最近よく「京大短歌」出身者の歌集を目にするが、本書の作者も、「京大短歌」に参加していたらしい。ちなみに、著者の名前の読み方は「さかきばら ひろ」さんといい、奈良女子大の出身だということだから女性である。
まず目を引くのが表紙イラスト。サムネイルだとちょっと分かり難いが、いかにも怪しげなどこかの呪術師のようなイラストが描かれている。タイトルが「悪友」ということは、「君の悪友は、ラノベやファンタジー小説に出てくるような呪術師なんかい」とついツッコミたくなる。

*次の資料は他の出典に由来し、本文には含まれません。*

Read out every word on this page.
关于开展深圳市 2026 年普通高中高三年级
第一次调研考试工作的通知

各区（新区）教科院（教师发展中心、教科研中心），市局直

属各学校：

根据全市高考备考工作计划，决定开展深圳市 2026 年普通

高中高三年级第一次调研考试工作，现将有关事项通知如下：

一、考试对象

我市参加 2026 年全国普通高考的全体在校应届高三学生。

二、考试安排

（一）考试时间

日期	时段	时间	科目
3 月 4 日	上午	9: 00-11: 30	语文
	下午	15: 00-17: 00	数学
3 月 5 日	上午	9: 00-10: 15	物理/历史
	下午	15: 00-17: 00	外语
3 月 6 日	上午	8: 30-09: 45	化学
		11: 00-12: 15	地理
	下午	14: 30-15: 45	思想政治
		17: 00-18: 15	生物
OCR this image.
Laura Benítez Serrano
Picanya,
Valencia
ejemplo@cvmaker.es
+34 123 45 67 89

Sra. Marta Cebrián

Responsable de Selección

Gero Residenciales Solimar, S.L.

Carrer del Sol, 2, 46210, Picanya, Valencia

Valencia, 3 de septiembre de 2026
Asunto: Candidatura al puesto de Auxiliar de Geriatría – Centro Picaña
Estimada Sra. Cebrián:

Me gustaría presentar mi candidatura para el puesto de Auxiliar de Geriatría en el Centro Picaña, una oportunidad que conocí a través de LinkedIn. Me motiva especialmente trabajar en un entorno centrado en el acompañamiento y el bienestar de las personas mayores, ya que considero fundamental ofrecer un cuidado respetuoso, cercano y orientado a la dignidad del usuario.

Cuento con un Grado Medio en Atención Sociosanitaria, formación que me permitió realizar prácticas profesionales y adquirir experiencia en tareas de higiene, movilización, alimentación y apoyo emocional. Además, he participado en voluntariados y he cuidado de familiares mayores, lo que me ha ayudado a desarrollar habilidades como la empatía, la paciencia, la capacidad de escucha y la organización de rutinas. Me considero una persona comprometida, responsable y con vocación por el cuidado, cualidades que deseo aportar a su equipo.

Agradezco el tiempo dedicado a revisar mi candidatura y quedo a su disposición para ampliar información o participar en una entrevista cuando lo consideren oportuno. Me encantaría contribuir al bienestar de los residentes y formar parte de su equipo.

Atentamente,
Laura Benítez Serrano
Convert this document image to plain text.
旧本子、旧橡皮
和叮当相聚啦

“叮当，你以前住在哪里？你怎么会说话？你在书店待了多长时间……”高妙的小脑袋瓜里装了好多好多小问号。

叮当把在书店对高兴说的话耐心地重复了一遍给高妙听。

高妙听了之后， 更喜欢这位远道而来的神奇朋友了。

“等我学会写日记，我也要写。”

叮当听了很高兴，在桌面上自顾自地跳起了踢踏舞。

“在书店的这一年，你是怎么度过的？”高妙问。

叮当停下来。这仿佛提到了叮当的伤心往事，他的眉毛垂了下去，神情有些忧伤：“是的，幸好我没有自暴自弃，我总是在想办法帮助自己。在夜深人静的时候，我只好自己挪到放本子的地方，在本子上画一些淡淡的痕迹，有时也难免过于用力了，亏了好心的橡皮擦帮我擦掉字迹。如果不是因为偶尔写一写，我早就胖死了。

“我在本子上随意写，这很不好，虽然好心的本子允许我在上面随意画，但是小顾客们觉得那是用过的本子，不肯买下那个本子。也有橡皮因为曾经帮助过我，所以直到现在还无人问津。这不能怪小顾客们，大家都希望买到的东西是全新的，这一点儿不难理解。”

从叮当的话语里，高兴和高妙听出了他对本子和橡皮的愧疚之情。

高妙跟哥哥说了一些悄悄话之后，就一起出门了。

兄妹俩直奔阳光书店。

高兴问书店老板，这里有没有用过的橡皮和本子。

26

短歌の中に英語が入っているものは見たことがあるが、この歌集に収められている歌のように、ポーランド語が入っているものは初めて見た。Krakowとタイトルがつけられた章の中に含まれる歌だ。ちなみにKrakowはポーランドのクラコフと言う南部にある歴史ある都市のようだ。章のタイトルがKrakowなので、この章に収録されている歌はクラコフにインスパイアされて詠んだ歌なのだろう。ちなみに正式のポーランド語ではoの上に「’」が付くらしい。
漫画・アニメや映画からもインスパイアされて歌を詠んだのだろう。そのようなタイトルが付けられた章がいくつかある。ただ、残念ながら私はそれらの元ネタにはあまり詳しくはない。この辺りがジェネレーションギャップなのだろうか。
章のタイトルと収められている歌の間の関係性については、正直どうしてこの歌がこのタイトルの章に入れられているのかよく分からないものもある。訪れた場所や観た漫画・アニメや映画などでインスパイアされたものは分かりやすいのだが。